Reported Police Tactics in Missing Baby Lisa Irwin Case Hinder Investigation

COMMENTARY | The investigation into what happened to missing Kansas City baby Lisa Irwin who disappeared from her crib three days ago hit a snag yesterday. Police announced that Lisa’s parents Deborah Bradley and Jeremy Irwin stopped cooperating with them. Today the Irwins shared their side of the story, saying police have been accusing Bradley of involvement in her baby’s disappearance. Bradley told Associated Press Friday that police insisted she failed a polygraph; her husband’s offer to take a polygraph was rebuffed. A Good Morning America report said the couple says police tried to pit them against one another.
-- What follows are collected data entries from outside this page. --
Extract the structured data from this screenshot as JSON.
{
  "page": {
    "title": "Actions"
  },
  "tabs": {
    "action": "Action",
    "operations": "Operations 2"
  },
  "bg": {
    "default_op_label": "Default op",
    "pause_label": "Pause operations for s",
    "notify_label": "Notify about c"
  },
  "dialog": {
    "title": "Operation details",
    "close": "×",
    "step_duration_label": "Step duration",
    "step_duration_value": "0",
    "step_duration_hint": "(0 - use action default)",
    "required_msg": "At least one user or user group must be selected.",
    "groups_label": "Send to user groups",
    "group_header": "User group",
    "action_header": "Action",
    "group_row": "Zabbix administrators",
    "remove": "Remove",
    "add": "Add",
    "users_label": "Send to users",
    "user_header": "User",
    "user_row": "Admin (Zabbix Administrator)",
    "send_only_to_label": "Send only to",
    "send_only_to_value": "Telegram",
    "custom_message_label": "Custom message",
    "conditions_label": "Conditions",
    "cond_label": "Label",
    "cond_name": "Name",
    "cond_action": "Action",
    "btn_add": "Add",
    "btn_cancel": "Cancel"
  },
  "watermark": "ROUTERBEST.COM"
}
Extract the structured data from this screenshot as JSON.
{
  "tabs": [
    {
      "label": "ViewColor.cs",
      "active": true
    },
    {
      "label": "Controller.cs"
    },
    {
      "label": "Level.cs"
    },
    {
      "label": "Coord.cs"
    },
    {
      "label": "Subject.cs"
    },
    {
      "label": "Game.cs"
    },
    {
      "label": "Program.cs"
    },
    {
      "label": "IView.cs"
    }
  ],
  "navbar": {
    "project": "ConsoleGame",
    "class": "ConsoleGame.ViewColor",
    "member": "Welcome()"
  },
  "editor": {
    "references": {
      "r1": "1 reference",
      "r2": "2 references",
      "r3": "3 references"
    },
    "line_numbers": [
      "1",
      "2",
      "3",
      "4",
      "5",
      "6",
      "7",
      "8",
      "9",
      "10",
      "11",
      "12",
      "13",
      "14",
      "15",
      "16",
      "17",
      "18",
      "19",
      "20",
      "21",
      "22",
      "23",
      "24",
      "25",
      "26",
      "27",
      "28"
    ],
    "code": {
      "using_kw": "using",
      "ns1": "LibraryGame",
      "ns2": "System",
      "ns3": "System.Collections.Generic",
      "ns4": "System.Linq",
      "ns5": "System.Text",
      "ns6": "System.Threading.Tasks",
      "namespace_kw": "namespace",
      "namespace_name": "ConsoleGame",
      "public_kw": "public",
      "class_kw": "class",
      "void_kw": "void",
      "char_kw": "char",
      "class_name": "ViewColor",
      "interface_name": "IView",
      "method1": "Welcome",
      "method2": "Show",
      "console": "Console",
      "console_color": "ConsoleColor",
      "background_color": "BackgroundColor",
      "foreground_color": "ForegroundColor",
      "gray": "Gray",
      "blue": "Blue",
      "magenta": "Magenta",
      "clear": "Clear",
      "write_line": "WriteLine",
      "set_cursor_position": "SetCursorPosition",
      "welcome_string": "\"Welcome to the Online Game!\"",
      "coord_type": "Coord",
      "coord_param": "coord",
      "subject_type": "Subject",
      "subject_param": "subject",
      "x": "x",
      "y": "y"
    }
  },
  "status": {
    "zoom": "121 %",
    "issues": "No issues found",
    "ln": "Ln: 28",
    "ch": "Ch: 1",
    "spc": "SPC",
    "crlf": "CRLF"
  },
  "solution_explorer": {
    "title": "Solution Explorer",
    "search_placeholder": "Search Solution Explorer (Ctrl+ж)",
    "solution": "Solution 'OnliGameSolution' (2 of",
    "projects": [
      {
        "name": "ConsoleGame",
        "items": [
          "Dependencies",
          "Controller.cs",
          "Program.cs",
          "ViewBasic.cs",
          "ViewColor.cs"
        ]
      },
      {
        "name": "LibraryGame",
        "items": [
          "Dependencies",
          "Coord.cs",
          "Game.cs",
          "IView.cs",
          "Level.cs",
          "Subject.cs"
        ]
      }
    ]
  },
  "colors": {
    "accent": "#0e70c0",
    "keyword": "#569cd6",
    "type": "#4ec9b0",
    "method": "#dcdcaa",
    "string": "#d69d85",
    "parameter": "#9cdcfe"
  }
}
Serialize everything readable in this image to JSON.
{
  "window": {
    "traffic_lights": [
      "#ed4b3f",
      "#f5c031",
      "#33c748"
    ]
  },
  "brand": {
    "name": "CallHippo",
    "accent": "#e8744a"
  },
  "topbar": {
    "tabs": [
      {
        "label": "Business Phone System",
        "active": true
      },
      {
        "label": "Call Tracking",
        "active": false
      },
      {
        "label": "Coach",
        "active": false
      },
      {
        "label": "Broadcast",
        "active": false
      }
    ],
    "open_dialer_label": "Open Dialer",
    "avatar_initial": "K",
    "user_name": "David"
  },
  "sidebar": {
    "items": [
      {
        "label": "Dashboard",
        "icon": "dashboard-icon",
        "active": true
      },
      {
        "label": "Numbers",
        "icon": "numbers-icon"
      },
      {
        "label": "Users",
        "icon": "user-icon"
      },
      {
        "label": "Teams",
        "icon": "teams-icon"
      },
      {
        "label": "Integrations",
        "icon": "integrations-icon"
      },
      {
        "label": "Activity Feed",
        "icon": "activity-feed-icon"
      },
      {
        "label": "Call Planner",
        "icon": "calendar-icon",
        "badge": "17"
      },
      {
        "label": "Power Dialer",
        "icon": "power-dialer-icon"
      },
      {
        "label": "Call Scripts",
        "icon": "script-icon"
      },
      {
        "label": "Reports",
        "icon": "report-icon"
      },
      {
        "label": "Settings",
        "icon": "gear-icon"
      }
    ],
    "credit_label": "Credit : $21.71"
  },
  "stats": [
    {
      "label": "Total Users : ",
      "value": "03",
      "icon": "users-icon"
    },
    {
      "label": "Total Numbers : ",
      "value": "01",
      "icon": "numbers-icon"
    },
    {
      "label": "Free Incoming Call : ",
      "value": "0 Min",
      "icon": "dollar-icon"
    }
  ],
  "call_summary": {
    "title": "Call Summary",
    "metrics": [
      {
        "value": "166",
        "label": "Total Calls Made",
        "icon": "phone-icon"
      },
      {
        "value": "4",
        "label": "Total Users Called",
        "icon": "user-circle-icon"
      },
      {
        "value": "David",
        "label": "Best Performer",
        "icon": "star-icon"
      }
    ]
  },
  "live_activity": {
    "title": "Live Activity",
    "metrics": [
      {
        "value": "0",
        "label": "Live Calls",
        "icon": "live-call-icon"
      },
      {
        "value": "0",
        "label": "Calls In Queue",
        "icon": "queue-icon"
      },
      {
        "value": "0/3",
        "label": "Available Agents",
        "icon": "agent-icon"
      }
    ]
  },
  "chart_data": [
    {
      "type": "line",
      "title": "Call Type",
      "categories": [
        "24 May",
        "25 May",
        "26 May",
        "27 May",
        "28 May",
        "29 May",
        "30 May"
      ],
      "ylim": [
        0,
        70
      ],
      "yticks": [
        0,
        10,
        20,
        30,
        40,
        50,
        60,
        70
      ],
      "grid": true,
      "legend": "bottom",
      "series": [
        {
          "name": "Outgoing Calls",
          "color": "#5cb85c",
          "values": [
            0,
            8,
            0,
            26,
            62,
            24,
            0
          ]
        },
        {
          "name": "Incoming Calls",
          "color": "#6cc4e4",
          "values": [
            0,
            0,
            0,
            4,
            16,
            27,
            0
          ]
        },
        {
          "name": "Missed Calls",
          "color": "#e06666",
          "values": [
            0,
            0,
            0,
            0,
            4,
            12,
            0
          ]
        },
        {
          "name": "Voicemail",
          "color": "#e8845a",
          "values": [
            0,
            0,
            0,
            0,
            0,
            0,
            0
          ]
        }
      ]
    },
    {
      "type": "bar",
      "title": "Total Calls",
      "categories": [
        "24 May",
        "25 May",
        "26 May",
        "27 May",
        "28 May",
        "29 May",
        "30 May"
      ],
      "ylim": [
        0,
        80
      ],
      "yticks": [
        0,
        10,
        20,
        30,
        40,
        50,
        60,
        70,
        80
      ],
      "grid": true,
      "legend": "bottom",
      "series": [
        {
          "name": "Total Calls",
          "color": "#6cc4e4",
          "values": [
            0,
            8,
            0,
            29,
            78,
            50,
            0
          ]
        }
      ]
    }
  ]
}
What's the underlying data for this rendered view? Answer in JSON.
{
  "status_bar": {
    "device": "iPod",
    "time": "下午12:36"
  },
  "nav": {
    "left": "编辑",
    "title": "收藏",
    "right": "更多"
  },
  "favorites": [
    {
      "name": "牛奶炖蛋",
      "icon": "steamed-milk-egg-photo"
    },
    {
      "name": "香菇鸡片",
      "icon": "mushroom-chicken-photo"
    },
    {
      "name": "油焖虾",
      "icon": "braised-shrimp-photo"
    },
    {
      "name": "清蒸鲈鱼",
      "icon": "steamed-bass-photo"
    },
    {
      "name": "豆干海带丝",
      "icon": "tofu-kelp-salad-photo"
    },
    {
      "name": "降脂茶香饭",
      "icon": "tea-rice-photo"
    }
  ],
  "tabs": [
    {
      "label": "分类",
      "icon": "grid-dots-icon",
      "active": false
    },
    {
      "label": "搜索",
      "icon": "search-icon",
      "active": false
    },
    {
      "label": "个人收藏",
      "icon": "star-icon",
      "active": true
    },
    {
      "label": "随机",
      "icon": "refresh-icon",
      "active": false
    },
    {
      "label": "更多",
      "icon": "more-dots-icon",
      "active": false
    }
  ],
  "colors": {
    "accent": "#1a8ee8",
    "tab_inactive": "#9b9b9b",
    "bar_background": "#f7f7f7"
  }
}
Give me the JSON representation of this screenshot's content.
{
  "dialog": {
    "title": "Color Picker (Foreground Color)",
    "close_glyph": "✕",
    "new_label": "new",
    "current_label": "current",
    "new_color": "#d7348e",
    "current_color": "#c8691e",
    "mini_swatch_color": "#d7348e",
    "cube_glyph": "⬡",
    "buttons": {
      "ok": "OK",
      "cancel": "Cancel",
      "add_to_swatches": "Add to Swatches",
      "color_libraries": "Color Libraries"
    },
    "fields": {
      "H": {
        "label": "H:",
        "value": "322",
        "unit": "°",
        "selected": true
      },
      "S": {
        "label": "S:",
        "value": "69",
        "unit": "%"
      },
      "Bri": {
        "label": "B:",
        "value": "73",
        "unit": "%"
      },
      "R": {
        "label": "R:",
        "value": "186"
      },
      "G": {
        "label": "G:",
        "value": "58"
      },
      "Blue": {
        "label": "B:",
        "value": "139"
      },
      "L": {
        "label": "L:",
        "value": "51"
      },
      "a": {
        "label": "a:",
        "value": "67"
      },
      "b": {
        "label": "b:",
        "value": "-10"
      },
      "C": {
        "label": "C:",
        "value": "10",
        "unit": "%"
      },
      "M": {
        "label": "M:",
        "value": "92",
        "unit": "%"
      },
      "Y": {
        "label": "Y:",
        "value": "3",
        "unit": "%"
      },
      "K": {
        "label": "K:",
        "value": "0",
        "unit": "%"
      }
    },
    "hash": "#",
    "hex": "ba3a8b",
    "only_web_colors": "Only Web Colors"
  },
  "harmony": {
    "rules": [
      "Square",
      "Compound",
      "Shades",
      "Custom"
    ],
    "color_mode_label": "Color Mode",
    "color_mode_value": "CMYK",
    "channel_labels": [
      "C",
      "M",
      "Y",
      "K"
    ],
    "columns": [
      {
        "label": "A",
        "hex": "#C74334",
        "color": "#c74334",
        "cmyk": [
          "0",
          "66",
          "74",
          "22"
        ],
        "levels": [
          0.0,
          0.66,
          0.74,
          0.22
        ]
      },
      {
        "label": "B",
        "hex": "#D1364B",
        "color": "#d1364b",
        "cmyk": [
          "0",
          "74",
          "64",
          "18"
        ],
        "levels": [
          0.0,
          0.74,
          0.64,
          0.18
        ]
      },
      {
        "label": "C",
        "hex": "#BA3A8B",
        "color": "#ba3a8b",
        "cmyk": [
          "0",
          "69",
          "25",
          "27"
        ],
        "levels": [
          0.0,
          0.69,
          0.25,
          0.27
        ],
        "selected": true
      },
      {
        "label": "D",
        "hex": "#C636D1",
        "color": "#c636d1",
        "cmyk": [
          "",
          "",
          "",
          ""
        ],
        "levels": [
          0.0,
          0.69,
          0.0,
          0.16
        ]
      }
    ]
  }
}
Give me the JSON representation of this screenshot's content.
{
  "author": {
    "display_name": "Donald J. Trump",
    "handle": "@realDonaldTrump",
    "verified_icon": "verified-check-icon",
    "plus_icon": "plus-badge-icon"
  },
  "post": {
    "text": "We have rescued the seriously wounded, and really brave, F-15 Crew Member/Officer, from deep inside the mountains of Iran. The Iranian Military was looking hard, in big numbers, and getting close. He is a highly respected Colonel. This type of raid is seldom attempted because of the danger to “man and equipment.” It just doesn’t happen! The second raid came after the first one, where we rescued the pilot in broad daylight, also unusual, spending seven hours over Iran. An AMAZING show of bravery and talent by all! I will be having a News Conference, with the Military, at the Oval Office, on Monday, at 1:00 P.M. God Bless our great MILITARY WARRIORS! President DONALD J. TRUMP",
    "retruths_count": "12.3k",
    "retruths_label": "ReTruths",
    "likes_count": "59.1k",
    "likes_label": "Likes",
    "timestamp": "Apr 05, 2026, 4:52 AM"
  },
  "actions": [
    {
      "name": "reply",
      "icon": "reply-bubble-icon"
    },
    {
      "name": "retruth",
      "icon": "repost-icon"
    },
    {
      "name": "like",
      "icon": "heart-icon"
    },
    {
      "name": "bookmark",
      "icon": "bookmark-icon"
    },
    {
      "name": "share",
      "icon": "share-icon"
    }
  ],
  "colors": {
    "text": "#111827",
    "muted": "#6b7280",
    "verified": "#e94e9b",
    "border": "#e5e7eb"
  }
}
As the person who was responsible for the baby at the time of her disappearance, Bradley deserves a close look from police. But a close look doesn’t warrant junk science or unsubstantiated accusations. That’s what police appear to be using in trying to pin the blame for a disappearance they can’t explain on the easiest target, the mother who was in the home with the baby when she disappeared.

* Polygraphs are so notoriously unreliable that they aren’t admitted in court. The National Academies of Science National Research Council looked at polygraph accuracy in 2002 and concluded that they are unreliable, that the physiological responses of deception are not unique. Yet police routinely use them to intimidate potential suspects.

* Courts have upheld police telling lies to try to pressure potential suspects to confess. Lies like “you failed the polygraph.” Bradley never should have agreed to take a polygraph because it couldn’t help find her missing daughter and could only lead to mischief. But having taken it, she deserves to see a formal written report of the results.

* Police should be held to standards of truthfulness in all communications with potential suspects and witnesses. A citizen who lies to police can be criminally charged with impeding an investigation if the lie misleads police. Policemen who lie too often instigate false confessions and convictions. False confessions are the leading cause of wrongful conviction according to a 2003 study, up from third leading cause in the 1980s. Yet police who procure false confessions with lies are not charged with crimes, nor are they held accountable to the people harmed by their lies.

* The ends do not justify the means. Our social systems need to set an example for honesty and integrity, not get away with as much as they can.

Deborah Bradley is suffering enough with her baby missing without the cruelty of being treated like a criminal by the police or enduring police efforts to turn her husband against her. Nor should he be pushed to suspect his wife instead of supporting her and receiving support from her through this difficult ordeal.